Elle en fait duré plus d'une heure. Mme Frimousse a passé en revue tous mes défauts académiques. C'était horrible de constater à quel point j'avais régressé. Dans les études, on ne stagne pas : soit on apprend, soit on oublie. Deux ans hors du système classique ont laissé des séquelles dans mon apprentissage. Il y avait notamment des moments où elle me posait des questions et je me retrouvais dans le corps de l'élève qu'on a tous été à un moment ou à un autre et où l'on a simplement répondu : "J'sais pas." Ca faisait tellement de temps que ça ne m'était pas arrivé…
Cela m'a confirmé que je veux me professionnaliser et que les études ne me correspondent plus (m'ont-elles correspondu longtemps… ?)
En partant, je lui ai demandé quand j'aurais mes résultats en espérant qu'elle me dirait de suite ma note. Elle a en fait juste répondu : "le jury se réunira début juillet pour délibérer, vous recevrez un courrier dans la foulée". Bon.
Mais tous les autres élèves que je connais ont eu leur note au moment de leur soutenance. Et pas moi. Oh que j'ai été stressé, oh que j'en ai parlé autour de moi. J'étais alarmé à l'idée d'avoir passé deux ans en maîtrise pour des cacahuètes.
Jusqu'à hier. J'ai appris que Cylia, qui était avec moi à Londres, qui était inscrite aux mêmes cours, qui avait la même directrice de recherche, avait passé sa soutenance, que ça avait duré une heure et demi et qu'elle avait de suite eu sa note : 14. Ca m'a redonné espoir.
Cylia, à Londres, elle a séché tous les cours, n'a rendu qu'un devoir sur 4 (littéralement). Mais dans sa grande générosité le bureau des relations internationales de Londres lui a attribué les mêmes notes qu'à moi (moi, qui suis allé à presque tous les cours et qui ai fait tous les devoirs en temps et en heure). Et parce qu'en plus Cylia a beaucoup de chance, notre coordinateur Erasmus a fait une erreur en transcrivant nos notes et elle a ainsi gagné un point supplémentaire ! Elle qui n'avait rien fait a obtenu plus de points que moi au final !
Si seulement ça s'était arrêté là. Mais non ! Son mémoire, elle l'a commencé à peine quelques semaines avant la date butoir, elle l'a bâclé, même pas relu et rendu en retard. Moi, je l'ai commencé il y a des mois, j'ai bossé comme un taré, je l'ai rendu en avance.

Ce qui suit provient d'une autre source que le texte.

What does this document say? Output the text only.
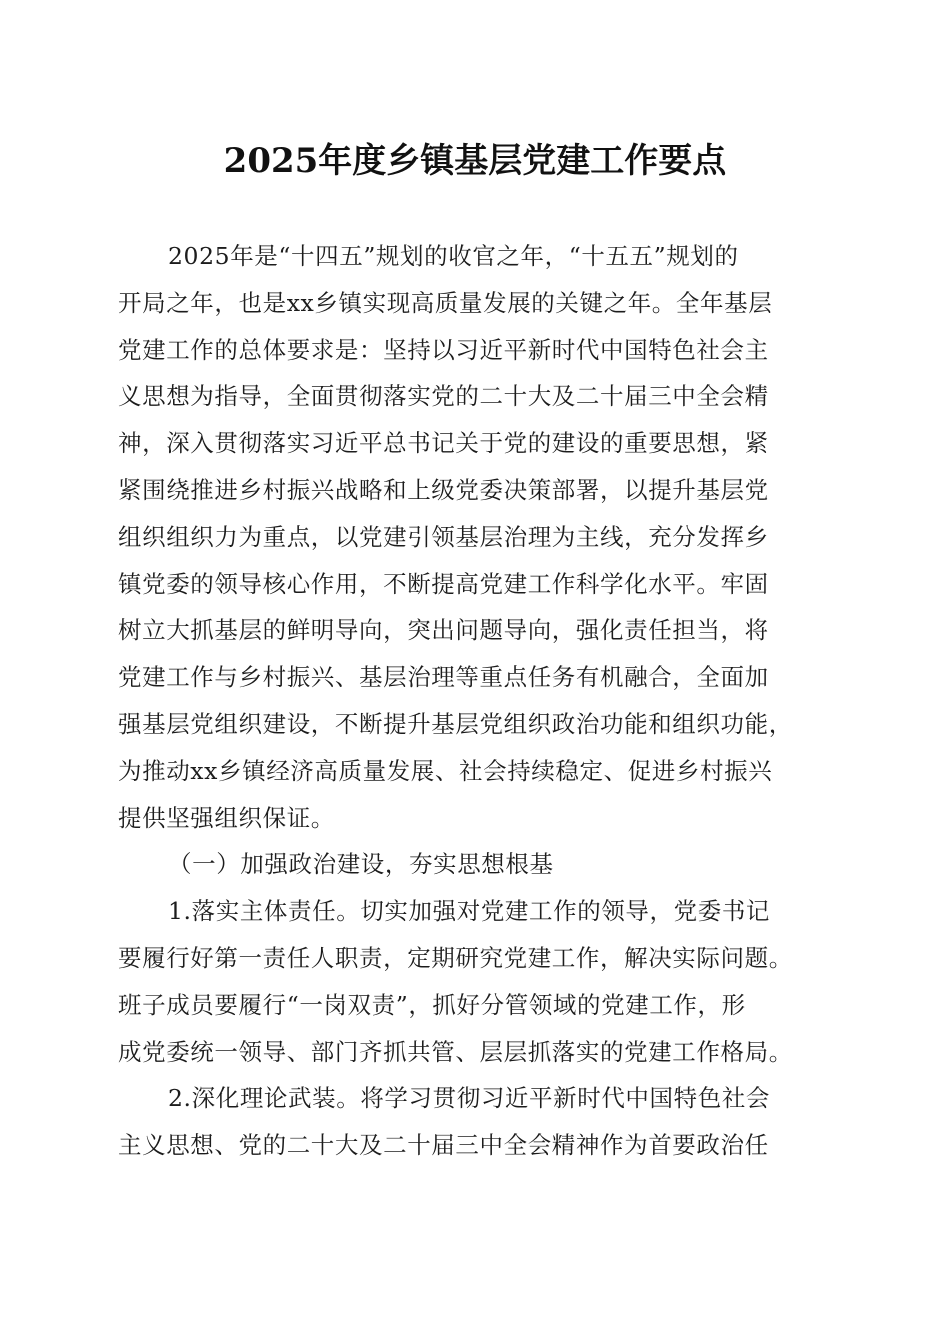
2025年度乡镇基层党建工作要点
2025年是“十四五”规划的收官之年，“十五五”规划的
开局之年，也是xx乡镇实现高质量发展的关键之年。全年基层
党建工作的总体要求是：坚持以习近平新时代中国特色社会主
义思想为指导，全面贯彻落实党的二十大及二十届三中全会精
神，深入贯彻落实习近平总书记关于党的建设的重要思想，紧
紧围绕推进乡村振兴战略和上级党委决策部署，以提升基层党
组织组织力为重点，以党建引领基层治理为主线，充分发挥乡
镇党委的领导核心作用，不断提高党建工作科学化水平。牢固
树立大抓基层的鲜明导向，突出问题导向，强化责任担当，将
党建工作与乡村振兴、基层治理等重点任务有机融合，全面加
强基层党组织建设，不断提升基层党组织政治功能和组织功能，
为推动xx乡镇经济高质量发展、社会持续稳定、促进乡村振兴
提供坚强组织保证。
（一）加强政治建设，夯实思想根基
1.落实主体责任。切实加强对党建工作的领导，党委书记
要履行好第一责任人职责，定期研究党建工作，解决实际问题。
班子成员要履行“一岗双责”，抓好分管领域的党建工作，形
成党委统一领导、部门齐抓共管、层层抓落实的党建工作格局。
2.深化理论武装。将学习贯彻习近平新时代中国特色社会
主义思想、党的二十大及二十届三中全会精神作为首要政治任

Et lorsque j'ai écrit à Mme Frimousse pour avoir les résultats, j'ai appris que j'avais eu 11. Elle a en outre eu la bonne idée de donner les notes à tout le monde dans le même mail, ce qui m'a permis de constater que, non seulement Cylia avait le cul bordé de nouilles, mais que je vomissais les miennes dans les chiottes en ayant la plus mauvaise note de la liste. C'est très agréable…
Et injuste. Si encore Cylia était douée… J'en connais des gens qui bossent au dernier moment et qui cartonnent, j'en ai même fait partie. Mais là, entre les notes de Londres et le fait qu'elle n'ait pas été pénalisée pour son retard, je me sens mis de côté. Sans parler de mon ego qui en prend un sacré coup. Certes, les études ne sont plus faites pour moi, mais à ce point-là…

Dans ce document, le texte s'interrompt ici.